Im Nachhinein stellt sich die Frage: Wann war der „Tipping-Point“, jener Kipppunkt, an dem alles ins Rutschen gerät und die ganze Sache unwiderruflich die Richtung ändert? Vielleicht war es, als der Mafiaboss seinem Anwalt mit all der grausigen Lässigkeit des Stärkeren einfach so hinrotzt: „Warum hechelst du so?“ Björn Diemel (Tom Schilling), der Anwalt, er atmet ein, er atmet aus. Streng nach Lehrbuch, wie es ihm ein Achtsamkeitstrainer beigebracht hat. Der kam zum Zug, weil Björn seit Jahren auf Hochtouren fährt: In einer renommierten Anwaltskanzlei kümmert er sich „all-inclusive“ um die Belange des Mafiabosses Dragan Sergović (Sascha Geršak) – Geldwäsche inklusive. Belohnt wird die Drecksarbeit nicht, dafür hat er kaum Zeit für seine Familie. Die Eskalation beginnt bei einem Krisengespräch mit dem Mafiaboss. Und wie auf Knopfdruck setzt Björn sukzessive all das um, was sein Achtsamkeitscoach ihm geraten hat: Atmen, Zeitinseln nehmen, keine Anrufe beantworten.

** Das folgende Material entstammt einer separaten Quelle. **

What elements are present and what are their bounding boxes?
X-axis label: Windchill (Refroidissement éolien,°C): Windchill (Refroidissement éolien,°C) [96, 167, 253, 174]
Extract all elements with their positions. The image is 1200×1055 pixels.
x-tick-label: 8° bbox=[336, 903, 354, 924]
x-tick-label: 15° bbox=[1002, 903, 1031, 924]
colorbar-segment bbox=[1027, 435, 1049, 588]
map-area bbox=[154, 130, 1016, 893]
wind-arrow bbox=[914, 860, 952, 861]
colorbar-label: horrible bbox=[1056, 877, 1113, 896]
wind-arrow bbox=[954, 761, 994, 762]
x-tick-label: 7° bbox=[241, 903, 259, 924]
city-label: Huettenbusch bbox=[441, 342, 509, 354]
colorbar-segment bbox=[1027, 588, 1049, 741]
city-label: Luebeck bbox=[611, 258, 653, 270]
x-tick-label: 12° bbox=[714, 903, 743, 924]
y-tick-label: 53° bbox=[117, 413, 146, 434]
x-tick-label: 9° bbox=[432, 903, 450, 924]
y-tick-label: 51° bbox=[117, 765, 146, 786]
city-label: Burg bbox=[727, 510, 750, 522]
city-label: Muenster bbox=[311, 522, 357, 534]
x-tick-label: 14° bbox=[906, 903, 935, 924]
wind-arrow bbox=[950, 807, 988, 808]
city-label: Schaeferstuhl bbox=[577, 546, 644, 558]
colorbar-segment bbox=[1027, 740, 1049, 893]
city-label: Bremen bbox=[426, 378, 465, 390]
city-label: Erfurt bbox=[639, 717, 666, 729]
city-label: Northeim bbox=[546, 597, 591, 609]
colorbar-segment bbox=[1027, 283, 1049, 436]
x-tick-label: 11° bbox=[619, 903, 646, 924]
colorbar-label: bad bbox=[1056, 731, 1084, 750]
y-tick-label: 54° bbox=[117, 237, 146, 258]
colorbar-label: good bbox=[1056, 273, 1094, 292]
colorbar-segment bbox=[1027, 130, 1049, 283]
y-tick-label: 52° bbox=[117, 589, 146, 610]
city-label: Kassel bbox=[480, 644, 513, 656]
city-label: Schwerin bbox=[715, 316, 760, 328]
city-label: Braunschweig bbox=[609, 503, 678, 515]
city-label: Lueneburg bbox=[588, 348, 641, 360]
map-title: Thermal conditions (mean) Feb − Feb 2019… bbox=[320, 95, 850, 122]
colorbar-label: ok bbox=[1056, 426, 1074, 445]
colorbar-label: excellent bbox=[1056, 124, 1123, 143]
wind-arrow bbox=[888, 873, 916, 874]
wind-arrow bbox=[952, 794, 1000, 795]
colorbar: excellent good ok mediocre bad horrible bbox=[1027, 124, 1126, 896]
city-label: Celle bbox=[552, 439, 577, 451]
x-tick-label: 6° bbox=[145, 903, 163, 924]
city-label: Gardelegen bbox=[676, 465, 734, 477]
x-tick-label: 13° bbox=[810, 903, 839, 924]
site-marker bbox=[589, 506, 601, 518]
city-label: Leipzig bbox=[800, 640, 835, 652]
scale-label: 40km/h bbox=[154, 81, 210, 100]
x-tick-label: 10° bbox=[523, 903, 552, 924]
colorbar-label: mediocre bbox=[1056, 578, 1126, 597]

Es folgt fast nebenbei das erste Todesopfer, aber Björn, der bleibt ruhig, konzentriert, ruht in sich selbst. Zwangsläufig beginnt sich die Spirale des Wahnsinns zu drehen, der Mafiaclan wird panisch, das Video eines Verbrechens taucht auf und die Polizei mischt auch mit. Und Björn? Er atmet ein, er atmet aus. Das absurd Komische gepaart mit einem unglaublich wendigen Hauptdarsteller ist die DNA der Serie: Tom Schilling wird zum Jongleur des Chaos, denkt, lenkt, improvisiert, durchbricht bisweilen die vierte Wand, spricht zum Publikum.

Ein Zelebrieren der Eskalation

In acht Teilen fährt man in der Serienumsetzung des Erfolgsromans von Karsten Dusse die Eskalationsstufen hoch und Björn seinen Puls runter. Die Klischeepalette wird zelebriert, überhöht und mit Genuss abgeräumt: der Achtsamkeitshype, die Mafia, genervte Ehefrau, alte weiße Männer in Führungspositionen, begriffsstutzige Polizisten. Und keine Frage, fabelhaft – Tom Schilling, der in Rekordzeit von der Hysterie in den Hybrismodus wechselt. Eine filigrane Lässigkeit, die vor allem von einem Wissen gespeist wird – es gibt kein Zurück mehr.

Bewertung: ●●●●○

„Achtsam Morden“ ist auf Netflix zu sehen.